Why do we expect this to perform better? Couldn’t a regular network converge on ...

famouswaffles · on April 17, 2024

It doesn't perform better and until recently, MoE models actually underperformed their dense counterparts. The real gain is sparsity. You have this huge x parameter model that is performing like an x parameter model but you don't have to use all those parameters at once every time so you save a lot on compute, both in training and inference.

imjonse · on April 17, 2024

It is a type of ensemble model. A regular network could do it, but a MoE will select a subset to do the task faster than the whole model would.

rgbrgb · on April 17, 2024

Here's my naive intuition: in general bigger models can store more knowledge but take longer to do inference. MoE provides a way to blend the advantages of having a bigger model (more storage) with the advantages of having smaller models at inference time (faster, less memory required). When you do inference, tokens hit a small layer that is load balancing the experts then activate 1 or 2 experts. So you're storing roughly 8 x 22B "worth" of knowledge without having to run a model that big.

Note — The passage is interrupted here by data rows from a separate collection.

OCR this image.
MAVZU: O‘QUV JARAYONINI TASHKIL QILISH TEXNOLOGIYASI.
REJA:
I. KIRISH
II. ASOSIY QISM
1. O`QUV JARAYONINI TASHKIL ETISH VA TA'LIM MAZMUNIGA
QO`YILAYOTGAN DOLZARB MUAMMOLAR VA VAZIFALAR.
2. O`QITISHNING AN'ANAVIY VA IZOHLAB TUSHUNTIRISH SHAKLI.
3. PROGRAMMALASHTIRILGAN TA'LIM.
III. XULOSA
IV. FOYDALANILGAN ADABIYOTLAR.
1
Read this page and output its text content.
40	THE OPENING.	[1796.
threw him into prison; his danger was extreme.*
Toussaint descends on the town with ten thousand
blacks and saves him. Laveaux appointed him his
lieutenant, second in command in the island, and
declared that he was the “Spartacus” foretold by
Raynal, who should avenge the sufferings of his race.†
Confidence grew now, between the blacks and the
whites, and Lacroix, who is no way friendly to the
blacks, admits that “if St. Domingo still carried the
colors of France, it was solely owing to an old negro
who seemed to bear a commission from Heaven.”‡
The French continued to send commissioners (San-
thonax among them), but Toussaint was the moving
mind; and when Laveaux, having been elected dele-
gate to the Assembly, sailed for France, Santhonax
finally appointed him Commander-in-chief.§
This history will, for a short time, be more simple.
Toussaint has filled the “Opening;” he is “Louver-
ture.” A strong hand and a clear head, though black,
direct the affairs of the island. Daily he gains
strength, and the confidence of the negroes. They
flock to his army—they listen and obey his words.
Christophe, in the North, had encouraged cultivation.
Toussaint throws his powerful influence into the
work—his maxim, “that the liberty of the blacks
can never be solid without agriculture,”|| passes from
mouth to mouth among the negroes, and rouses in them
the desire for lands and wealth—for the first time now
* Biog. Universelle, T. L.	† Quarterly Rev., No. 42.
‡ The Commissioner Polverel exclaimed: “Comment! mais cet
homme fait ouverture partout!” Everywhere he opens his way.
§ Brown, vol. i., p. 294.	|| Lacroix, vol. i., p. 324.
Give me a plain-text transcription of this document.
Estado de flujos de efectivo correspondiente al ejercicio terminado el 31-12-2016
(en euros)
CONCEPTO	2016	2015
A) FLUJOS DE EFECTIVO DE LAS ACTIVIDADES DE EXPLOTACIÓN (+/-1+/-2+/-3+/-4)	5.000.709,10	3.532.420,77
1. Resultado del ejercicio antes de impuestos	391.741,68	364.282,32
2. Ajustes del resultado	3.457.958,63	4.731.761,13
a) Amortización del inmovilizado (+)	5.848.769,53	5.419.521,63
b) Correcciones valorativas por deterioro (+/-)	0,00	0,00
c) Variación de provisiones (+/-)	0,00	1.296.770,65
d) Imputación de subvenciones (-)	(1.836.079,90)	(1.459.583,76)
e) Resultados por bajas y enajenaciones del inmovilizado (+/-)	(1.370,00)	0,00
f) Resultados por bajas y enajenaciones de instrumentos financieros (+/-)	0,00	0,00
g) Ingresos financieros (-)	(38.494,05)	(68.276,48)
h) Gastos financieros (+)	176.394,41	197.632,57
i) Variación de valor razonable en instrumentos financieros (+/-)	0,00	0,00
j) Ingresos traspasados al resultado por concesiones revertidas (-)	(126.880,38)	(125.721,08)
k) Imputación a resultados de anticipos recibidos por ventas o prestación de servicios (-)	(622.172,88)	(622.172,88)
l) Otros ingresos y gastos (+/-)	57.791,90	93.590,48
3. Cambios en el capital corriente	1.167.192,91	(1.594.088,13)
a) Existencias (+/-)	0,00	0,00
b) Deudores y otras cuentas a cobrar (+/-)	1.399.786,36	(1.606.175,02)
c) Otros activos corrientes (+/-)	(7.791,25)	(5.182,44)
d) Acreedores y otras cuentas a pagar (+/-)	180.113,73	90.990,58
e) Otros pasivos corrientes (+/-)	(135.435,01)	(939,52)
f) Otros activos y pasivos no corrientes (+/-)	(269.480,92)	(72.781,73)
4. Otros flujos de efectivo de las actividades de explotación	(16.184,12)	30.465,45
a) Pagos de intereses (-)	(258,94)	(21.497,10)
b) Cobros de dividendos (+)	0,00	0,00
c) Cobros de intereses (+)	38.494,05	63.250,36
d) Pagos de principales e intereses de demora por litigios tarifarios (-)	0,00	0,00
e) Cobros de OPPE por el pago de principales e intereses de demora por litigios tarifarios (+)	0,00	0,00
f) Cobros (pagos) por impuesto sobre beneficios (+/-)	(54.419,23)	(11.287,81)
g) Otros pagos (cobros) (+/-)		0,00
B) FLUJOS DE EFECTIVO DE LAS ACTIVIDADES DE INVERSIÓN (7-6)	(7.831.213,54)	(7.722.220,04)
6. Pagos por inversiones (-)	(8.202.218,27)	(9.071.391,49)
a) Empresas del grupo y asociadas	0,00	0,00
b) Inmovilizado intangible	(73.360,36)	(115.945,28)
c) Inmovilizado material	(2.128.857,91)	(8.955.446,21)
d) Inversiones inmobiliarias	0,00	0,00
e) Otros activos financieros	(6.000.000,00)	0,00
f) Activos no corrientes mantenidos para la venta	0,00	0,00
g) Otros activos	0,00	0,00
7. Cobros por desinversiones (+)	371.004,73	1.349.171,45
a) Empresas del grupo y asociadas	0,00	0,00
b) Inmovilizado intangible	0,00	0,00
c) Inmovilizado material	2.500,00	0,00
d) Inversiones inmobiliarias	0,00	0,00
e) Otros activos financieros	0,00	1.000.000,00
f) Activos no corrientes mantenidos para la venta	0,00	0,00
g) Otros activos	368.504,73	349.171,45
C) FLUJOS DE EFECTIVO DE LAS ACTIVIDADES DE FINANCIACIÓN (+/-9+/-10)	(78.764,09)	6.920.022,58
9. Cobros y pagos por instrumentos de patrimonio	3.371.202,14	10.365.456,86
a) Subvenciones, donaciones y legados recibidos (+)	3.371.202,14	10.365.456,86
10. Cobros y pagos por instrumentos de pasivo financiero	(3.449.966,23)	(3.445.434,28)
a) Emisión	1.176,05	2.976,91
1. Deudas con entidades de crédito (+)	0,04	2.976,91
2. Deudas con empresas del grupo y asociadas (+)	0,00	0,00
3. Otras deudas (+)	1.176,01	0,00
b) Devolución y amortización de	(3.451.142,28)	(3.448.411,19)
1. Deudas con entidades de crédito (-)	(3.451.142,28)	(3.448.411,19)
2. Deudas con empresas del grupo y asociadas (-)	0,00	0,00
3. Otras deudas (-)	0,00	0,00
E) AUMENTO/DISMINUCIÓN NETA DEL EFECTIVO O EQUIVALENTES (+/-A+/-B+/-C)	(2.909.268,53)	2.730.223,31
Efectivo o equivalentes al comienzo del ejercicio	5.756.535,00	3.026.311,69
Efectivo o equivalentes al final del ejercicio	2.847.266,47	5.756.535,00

Maybe a real expert can confirm if this is correct :)

nialv7 · on April 17, 2024

Sounds like the "you only use 10% of your brain" myth, but actually real this time.

samus · on April 17, 2024

Almost :) the model chooses experts in every block. For a typical 7B with 8 experts there will be 8^32=2^96 paths through the whole model.

cjbprime · on April 17, 2024

Not quite, you don't save memory, only compute.